Preparing for a form or portal submission

Passport portals, visa applications, university forms, and job platforms often specify an exact format and file-size ceiling. If the requirement is TIFF, this is the conversion. If they specify size too, run the compression tool afterwards to hit the target byte count.

Getting the right format for a design tool

Figma prefers PNG or SVG for exported assets. InDesign expects TIFF, EPS, or high-quality JPG for print. Canva takes almost anything but produces cleaner results with lossless sources.
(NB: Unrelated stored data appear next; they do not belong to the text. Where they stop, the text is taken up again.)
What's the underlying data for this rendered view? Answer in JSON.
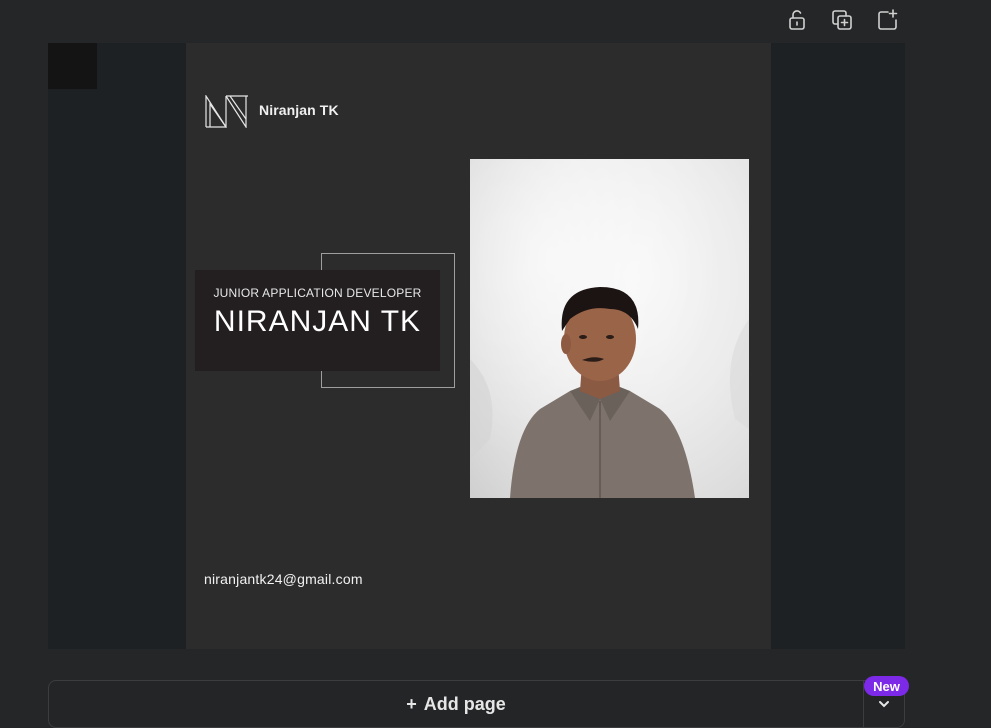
{
  "toolbar": {
    "icons": [
      "unlock-icon",
      "duplicate-page-icon",
      "add-page-icon"
    ]
  },
  "design": {
    "brand_name": "Niranjan TK",
    "role": "JUNIOR APPLICATION DEVELOPER",
    "name": "NIRANJAN TK",
    "email": "niranjantk24@gmail.com"
  },
  "footer": {
    "add_page_label": "Add page",
    "add_page_icon": "+",
    "badge": "New"
  },
  "colors": {
    "page_background": "#2c2c2c",
    "canvas_background": "#1e2124",
    "badge": "#7d2ae8"
  }
}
Converting your image to what the tool actually wants avoids the "why does this look pixelated" back-and-forth.

Reducing file size for email or messaging

A 24-megapixel PNG is 20+ MB. Converting to a well-compressed TIFF typically brings that under 3 MB with no visible change on a normal screen. Perfect for sliding under Gmail's 25 MB attachment cap, WhatsApp's compression, or a form's "under 5 MB" rule.

Archiving photos or scans

For long-term storage, a stable, widely-supported format matters more than pixel-perfect quality. TIFF is a reasonable archival choice for CR2 sources when the goal is "openable in 10 years on whatever device exists then." Bonus: batch convert the entire folder in one pass.

Every conversion happens on TLS-encrypted uploads, on isolated per-request workers, with both the source and the result auto-deleted within 30 minutes. No ads, no watermarks on paid tiers, no metadata mined for training.

CR2 to TIFF FAQ

Quick answers about compatibility, quality, metadata handling, and the most common reasons to convert CR2 files to TIFF.

How do I convert Canon CR2 to TIFF?

Upload your CR2 file and click Convert. iFormat decodes the Canon RAW data and exports a lossless TIFF file. Download instantly — professional quality, no watermark.

Why use TIFF for CR2 conversion?

TIFF is the standard for professional print and publishing workflows. It's lossless, widely supported by design software, and preserves full image depth. Use TIFF when submitting work to print labs, publishers, or professional retouchers.

What is CR2?

CR2 (Canon Raw Version 2) is Canon's proprietary camera RAW format. It contains unprocessed sensor data from Canon DSLRs, providing maximum image quality for post-processing.

How large will the TIFF output be?

TIFF files are significantly larger than the source CR2 — a 24 MP CR2 (25 MB) typically becomes a 70–140 MB TIFF depending on bit depth. Lossless TIFF preserves every pixel, making it ideal for archiving and print.

What software can edit TIFF files?

TIFF is supported by all major image editors: Adobe Photoshop, Lightroom, GIMP, Affinity Photo, and Capture One. It's also the standard format for professional printing and pre-press workflows.